Qual foi o ponto de partida do projeto?

Tatewaki Nio: Fazia mais de vinte anos que eu não visitava a África. Antes de vir para Brasil, eu costumava visitar o continente, onde morei por alguns anos na minha infância. Quando eu era universitário, trabalhava no verão, juntava um dinheirinho e ia como um mochileiro.

Meu irmão morou na Nigéria até recentemente, e aproveitei a oportunidade não apenas de visitá-lo, mas também de realizar um projeto fotográfico no país. Pesquisando, fiquei sabendo que a comunidade de descendentes dos retornados do Brasil no século xix em Lagos é atuante ainda hoje.

Dois livros foram importantes para delinear o projeto: Negros, estrangeiros (1985), de Manuela Carneiro da Cunha e Da senzala ao sobrado (1985), de Marianno Carneiro da Cunha e Pierre Verger. Eu já conhecia o trabalho do Verger sobre manifestações culturais e cenas humanas nas cidades. Mas nesse livro, Verger registra a arquitetura dos edifícios, residências e templos religiosos construídos por retornados ou inspirados no estilo arquitetônico que eles introduziram. Fiquei curioso com esse processo de difusão.

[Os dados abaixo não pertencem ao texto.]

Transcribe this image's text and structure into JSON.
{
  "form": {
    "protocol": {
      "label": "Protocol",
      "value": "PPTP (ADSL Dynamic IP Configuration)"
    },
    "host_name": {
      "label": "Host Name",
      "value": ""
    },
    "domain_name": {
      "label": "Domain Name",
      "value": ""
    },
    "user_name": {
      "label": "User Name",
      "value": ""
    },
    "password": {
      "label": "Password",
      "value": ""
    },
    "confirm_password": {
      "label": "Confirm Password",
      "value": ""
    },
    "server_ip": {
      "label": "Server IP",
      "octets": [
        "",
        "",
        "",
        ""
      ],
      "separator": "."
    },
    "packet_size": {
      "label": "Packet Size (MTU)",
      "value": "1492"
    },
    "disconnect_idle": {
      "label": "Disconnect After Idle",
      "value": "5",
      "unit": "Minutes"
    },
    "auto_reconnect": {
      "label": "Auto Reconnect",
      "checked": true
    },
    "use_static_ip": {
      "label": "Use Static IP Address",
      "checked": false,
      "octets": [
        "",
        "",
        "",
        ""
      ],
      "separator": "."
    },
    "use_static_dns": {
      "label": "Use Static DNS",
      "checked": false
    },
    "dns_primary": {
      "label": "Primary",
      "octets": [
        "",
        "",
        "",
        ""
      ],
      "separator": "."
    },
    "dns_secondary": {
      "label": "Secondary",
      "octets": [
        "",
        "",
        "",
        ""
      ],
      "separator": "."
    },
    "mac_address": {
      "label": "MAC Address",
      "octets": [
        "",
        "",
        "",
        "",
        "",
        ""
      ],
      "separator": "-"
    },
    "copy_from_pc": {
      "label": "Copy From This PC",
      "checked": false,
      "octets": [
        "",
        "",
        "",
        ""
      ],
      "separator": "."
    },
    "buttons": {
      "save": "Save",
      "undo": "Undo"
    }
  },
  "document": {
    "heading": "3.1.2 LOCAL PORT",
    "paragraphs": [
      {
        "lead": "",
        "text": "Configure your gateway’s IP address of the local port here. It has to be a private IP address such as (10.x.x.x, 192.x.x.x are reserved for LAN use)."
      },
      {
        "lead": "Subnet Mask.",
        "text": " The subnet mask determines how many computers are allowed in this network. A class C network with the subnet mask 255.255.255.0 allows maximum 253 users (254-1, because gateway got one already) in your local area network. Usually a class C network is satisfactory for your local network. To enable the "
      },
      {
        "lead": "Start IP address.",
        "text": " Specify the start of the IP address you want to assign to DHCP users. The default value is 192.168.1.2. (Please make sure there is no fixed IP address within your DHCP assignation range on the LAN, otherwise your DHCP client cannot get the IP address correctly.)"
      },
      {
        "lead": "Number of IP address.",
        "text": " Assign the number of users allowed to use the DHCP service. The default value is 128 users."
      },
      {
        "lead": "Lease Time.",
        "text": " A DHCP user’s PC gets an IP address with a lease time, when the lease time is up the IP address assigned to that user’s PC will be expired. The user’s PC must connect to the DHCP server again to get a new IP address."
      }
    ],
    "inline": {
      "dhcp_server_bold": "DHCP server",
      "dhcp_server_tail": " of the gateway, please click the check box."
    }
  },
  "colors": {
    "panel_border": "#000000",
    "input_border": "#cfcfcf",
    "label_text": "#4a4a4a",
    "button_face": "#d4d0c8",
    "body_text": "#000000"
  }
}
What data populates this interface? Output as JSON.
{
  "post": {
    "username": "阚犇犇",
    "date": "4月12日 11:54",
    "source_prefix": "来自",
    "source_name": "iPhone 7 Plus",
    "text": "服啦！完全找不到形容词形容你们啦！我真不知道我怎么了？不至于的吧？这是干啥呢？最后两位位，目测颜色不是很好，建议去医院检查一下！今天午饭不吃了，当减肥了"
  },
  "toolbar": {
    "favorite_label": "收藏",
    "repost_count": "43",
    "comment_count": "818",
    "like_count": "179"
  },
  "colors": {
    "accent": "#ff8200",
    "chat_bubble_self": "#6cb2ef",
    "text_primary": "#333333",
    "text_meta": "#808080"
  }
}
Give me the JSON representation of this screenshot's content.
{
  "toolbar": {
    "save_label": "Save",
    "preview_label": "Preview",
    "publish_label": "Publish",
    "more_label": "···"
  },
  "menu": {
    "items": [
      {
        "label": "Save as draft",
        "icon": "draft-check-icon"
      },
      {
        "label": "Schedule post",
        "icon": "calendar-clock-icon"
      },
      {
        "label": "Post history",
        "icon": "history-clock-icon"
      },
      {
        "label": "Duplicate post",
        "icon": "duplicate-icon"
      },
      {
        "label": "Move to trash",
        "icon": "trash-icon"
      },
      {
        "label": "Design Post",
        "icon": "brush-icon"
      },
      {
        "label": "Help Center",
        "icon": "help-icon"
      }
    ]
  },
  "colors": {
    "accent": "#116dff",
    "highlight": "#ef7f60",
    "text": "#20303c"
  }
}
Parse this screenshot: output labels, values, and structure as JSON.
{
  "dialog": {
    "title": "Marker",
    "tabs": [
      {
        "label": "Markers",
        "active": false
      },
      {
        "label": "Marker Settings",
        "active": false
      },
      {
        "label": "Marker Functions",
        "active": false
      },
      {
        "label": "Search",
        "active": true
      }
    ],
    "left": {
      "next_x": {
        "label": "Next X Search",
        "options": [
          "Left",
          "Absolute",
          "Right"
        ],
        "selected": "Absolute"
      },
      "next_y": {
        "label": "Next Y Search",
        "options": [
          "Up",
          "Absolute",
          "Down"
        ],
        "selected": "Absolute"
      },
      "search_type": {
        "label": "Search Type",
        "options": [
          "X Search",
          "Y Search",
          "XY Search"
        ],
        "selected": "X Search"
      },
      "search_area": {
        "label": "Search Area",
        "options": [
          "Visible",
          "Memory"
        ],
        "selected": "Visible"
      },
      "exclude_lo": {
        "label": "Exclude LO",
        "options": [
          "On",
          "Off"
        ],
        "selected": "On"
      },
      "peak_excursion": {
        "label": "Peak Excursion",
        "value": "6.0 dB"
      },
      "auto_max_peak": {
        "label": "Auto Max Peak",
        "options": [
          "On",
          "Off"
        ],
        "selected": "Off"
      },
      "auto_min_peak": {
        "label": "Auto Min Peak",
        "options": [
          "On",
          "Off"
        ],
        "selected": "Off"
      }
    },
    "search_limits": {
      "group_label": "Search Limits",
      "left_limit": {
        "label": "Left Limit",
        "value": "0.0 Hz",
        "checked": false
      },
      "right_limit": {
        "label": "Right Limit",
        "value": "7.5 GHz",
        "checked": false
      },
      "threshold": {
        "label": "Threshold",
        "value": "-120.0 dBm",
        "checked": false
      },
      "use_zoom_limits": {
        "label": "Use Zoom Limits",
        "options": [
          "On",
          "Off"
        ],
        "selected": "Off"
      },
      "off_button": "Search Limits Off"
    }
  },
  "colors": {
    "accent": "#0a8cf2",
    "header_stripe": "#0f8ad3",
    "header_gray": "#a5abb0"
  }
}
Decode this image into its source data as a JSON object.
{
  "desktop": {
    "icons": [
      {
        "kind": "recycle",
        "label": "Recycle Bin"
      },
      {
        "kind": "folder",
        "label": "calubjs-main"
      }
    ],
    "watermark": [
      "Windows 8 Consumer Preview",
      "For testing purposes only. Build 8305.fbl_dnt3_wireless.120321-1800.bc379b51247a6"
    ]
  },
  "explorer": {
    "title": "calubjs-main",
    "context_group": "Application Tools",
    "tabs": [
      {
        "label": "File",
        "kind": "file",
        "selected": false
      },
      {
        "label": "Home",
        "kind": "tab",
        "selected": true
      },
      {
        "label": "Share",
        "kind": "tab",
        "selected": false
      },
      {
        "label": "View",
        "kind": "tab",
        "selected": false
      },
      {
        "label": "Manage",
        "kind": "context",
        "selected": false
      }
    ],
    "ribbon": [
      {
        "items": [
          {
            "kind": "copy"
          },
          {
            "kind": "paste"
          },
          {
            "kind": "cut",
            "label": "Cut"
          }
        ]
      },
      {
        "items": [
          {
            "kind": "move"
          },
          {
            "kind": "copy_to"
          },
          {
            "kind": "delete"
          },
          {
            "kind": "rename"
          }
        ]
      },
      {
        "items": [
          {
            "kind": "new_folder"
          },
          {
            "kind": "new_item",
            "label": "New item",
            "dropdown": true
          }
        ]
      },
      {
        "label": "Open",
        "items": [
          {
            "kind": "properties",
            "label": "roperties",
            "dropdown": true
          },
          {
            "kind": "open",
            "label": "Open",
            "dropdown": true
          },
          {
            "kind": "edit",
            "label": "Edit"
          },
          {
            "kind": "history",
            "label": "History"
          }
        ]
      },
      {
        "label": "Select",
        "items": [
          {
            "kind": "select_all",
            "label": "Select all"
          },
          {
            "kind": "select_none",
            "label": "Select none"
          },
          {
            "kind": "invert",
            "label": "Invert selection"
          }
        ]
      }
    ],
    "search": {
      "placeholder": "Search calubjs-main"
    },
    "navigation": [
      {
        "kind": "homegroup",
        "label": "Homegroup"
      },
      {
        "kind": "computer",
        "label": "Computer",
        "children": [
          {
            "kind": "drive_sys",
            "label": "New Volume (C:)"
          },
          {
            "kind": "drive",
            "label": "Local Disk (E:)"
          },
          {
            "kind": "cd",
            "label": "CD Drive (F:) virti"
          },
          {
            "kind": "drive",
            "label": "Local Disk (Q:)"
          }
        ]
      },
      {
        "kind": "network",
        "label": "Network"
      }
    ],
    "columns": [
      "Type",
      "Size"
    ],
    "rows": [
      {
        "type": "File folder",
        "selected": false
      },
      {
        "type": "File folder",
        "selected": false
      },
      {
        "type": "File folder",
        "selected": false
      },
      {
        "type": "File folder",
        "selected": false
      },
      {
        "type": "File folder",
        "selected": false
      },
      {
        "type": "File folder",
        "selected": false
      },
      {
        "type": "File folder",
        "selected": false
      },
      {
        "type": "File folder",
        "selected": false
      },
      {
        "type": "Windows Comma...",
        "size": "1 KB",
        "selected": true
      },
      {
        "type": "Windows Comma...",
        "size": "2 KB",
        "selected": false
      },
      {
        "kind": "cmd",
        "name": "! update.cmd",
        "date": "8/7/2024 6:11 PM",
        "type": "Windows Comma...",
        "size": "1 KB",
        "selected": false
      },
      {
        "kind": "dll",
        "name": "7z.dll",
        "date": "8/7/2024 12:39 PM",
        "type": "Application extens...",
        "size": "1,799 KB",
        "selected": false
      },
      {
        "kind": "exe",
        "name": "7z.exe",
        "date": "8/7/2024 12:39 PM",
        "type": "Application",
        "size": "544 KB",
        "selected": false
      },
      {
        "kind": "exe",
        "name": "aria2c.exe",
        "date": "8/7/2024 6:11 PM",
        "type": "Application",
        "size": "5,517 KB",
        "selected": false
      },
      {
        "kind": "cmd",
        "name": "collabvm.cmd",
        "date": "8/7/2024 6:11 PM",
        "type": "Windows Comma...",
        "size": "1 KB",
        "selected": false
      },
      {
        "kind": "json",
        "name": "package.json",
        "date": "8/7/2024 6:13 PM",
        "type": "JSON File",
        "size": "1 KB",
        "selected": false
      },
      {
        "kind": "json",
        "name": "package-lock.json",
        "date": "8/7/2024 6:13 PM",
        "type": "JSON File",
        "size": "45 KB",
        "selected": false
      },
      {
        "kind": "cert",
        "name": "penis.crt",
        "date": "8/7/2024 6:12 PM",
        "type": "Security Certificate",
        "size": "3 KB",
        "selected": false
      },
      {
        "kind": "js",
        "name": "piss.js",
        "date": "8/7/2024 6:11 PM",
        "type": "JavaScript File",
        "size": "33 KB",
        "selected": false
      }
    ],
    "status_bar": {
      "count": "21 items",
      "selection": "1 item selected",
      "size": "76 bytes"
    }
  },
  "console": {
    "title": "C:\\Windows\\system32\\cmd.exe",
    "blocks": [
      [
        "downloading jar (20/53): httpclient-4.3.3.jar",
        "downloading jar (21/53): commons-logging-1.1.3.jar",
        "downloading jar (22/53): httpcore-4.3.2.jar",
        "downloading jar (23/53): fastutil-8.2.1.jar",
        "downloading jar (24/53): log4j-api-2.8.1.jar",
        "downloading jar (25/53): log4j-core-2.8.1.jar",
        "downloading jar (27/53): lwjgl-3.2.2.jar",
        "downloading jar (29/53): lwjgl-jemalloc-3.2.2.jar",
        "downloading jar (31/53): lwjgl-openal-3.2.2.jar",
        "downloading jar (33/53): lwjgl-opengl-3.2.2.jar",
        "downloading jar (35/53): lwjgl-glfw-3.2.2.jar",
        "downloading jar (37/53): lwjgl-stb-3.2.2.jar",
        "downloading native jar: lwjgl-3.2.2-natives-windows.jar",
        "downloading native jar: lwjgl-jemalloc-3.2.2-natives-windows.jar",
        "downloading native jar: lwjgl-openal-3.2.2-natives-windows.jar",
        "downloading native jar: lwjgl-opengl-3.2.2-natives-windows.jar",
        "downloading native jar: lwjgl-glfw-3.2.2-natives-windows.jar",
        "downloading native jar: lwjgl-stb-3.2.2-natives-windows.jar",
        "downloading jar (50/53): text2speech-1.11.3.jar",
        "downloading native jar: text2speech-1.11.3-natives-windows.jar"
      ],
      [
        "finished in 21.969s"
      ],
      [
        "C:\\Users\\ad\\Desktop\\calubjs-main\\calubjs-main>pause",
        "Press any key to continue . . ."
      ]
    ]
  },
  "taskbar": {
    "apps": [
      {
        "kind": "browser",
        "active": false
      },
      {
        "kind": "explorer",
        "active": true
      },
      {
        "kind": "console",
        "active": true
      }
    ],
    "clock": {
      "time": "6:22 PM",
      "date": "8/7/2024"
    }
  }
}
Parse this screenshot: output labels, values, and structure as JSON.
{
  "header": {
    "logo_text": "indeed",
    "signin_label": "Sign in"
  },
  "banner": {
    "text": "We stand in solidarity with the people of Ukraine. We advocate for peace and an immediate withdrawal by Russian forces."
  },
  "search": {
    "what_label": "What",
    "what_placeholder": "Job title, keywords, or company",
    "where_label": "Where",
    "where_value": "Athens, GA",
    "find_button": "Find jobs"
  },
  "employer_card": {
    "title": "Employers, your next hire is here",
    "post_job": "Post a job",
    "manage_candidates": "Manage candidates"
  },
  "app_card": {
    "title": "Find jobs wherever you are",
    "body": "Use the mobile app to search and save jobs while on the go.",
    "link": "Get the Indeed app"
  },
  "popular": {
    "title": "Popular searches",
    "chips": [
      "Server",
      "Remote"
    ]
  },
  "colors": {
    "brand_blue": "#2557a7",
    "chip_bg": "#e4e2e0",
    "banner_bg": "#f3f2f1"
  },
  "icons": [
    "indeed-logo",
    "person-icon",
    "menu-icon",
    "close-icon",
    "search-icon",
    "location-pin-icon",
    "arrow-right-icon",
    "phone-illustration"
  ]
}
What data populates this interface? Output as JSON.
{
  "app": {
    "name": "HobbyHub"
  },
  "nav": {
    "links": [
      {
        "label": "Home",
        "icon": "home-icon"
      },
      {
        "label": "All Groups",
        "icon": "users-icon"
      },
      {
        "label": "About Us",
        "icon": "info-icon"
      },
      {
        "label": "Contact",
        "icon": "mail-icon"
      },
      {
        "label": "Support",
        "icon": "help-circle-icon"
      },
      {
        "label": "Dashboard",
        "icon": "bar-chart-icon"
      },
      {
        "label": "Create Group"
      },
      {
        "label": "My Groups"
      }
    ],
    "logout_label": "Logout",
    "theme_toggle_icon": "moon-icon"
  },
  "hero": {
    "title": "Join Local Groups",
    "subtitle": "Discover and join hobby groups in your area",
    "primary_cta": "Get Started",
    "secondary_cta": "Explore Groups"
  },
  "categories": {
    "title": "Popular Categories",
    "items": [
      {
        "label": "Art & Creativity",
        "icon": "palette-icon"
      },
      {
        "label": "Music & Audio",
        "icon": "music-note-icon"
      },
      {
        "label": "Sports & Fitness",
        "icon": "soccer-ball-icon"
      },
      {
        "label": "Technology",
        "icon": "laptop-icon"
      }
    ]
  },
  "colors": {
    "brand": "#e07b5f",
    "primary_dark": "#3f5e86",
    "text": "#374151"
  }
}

Procurei a professora Manuela, que me orientou a entrar em contato com a Fundação Pierre Verger. A Fundação gentilmente me ofereceu prints portáteis de fotografias inéditas, que não entraram no livro. Essas fotografias, tiradas originalmente na primeira metade da década de 1970, foram o ponto de partida. Fui à Nigéria e ao Benin atrás dessas construções, seguindo os passos do Verger.

Em muitos casos, eu só sabia em qual cidade a construção se encontrava. Em algumas cidades, como em Porto Novo, no Benin, tive ajuda de funcionários do departamento de patrimônio histórico. Em outras, era um trabalho de investigação, de perguntar para as pessoas, para os pilotos de mototáxi.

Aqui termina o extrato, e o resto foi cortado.